Nach Kants Theorie hat Würde, „was über allen Preis erhaben ist“ und damit einen „unbedingten, unvergleichbaren Wert“ besitze. Würde sah er als spezifisch menschliche Eigenschaft an, die den Menschen „vor allen Geschöpfen adelt“. Es sei zudem die Pflicht der Menschen, „diese Würde der Menschheit nicht zu verleugnen“. Der Mensch dürfe „von keinem Menschen bloß als Mittel“ behandelt werden, „und darin besteht eben seine Würde“.

Theodor Heuss, erster Bundespräsident unserer Republik, nannte die Menschenwürde eine „nicht interpretierte These“. Was unter Würde zu verstehen sei, könne „der Eine theologisch, der Andere philosophisch, der Dritte ethisch auffassen“. Würde habe „keine feststehende Bedeutung, aber vielfältige Verwendungsweisen“, schreibt der Rechtstheoretiker Frankenberg. Allerdings habe der Parlamentarische Rat „nicht bezweckt, Menschenwürde als Anspruch auf staatliche Fürsorge zu normieren“.

Ein vergessenes Grundrecht?

Das verweist auf ein Bedürfnis vieler Staatsbürger, von dem in der neuen Verfassung kaum die Rede ist: Sicherheit. Das rechtliche Fundament der zweiten deutschen Republik entstand in ziemlich unsicheren Zeiten. Dennoch war Sicherheit für die Verfasser des Grundgesetzes offenbar kein zentrales Thema. Der Begriff kommt im Stichwortverzeichnis der Protokolle des Parlamentarischen Rates gar nicht vor. „Höchstwert für uns ist die Freiheit und die Würde der menschlichen Persönlichkeit“, gab der CSU-Politiker Adolf Süderstern zu Protokoll. In der 1949 verabschiedeten Fassung des Grundgesetzes steht 36-mal das Wort Freiheit, aber nur dreimal Sicherheit (nach mehrmaligen Änderungen inzwischen sechsmal). Der Verfassungsrechtler Josef Isensee nannte die Sicherheit später einmal „ein vergessenes Grundrecht“.

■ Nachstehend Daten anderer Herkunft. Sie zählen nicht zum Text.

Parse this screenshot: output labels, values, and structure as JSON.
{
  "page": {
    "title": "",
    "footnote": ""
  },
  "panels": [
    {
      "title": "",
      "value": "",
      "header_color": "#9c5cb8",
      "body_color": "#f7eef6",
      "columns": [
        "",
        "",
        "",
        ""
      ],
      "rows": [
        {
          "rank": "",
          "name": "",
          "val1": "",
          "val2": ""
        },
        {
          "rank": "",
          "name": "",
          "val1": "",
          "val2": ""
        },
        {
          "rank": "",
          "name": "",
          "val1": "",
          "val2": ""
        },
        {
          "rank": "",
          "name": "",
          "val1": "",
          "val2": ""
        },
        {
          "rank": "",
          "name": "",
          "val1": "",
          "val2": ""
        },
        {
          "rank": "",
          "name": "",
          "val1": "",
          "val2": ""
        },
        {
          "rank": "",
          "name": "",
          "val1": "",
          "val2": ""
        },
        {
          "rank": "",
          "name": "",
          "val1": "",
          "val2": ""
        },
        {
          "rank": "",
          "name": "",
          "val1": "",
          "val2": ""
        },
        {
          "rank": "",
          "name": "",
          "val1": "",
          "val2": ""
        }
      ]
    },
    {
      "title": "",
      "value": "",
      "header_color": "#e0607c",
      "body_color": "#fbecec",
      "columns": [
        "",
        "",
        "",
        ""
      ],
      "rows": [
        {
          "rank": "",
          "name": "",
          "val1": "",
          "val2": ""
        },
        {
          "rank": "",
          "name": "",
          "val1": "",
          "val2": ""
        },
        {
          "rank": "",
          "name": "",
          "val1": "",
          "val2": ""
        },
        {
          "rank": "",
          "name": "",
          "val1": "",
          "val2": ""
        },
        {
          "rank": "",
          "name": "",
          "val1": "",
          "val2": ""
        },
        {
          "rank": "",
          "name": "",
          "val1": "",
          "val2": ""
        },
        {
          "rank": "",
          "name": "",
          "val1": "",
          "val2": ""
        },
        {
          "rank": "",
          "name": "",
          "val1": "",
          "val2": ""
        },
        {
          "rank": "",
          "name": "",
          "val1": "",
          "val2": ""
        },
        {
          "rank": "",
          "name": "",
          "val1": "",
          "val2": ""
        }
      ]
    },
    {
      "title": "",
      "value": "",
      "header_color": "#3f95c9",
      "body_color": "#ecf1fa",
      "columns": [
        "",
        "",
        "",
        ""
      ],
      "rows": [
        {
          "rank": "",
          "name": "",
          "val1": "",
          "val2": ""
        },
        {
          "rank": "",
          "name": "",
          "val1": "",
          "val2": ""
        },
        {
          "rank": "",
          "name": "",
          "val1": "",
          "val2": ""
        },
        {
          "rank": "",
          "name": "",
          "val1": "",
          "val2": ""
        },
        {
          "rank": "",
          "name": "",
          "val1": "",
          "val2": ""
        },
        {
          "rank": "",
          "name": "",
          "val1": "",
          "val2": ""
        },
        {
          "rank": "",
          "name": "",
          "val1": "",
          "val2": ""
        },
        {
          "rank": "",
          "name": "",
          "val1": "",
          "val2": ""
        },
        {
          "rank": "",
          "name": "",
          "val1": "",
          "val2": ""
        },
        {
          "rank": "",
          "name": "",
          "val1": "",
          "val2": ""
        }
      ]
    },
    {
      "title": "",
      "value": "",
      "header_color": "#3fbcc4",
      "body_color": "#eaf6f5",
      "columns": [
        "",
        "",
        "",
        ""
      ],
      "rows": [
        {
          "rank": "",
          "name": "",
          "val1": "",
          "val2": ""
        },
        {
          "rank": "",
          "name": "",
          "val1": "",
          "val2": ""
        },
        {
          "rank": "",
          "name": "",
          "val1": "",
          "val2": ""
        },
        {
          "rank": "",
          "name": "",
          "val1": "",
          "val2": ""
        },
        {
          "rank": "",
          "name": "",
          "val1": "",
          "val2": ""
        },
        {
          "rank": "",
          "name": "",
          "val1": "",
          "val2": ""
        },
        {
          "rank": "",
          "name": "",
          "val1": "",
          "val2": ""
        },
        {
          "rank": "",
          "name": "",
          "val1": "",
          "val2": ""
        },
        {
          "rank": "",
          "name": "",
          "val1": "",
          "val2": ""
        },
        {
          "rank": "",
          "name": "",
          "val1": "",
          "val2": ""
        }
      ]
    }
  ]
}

Was ist anders als in Weimar?

In der Weimarer Reichsverfassung hatten die Grundrechte nachrangige Bedeutung. Sie standen dort nicht ganz am Anfang, sondern erst im zweiten Kapitel. Dort war auch von „Grundpflichten“ der Bürger die Rede. Das Regelwerk der ersten deutschen Demokratie unterschied sich in zwei wesentlichen Punkten von dem der zweiten: zum einen in der stärker plebiszitären Orientierung – deutschlandweite Volksbegehren und Volksentscheide waren ausdrücklich vorgesehen.

Besonders deutlich werden zudem die Unterschiede zwischen den Kompetenzen des Reichspräsidenten und der Rolle des Bundespräsidenten. In der Weimarer Republik wurde der Präsident vom Volk gewählt. Er hatte den Kanzler zu ernennen und konnte den Reichstag auflösen. Im Grundgesetz wurden die Rolle des Parlaments und die des Bundeskanzlers stark aufgewertet.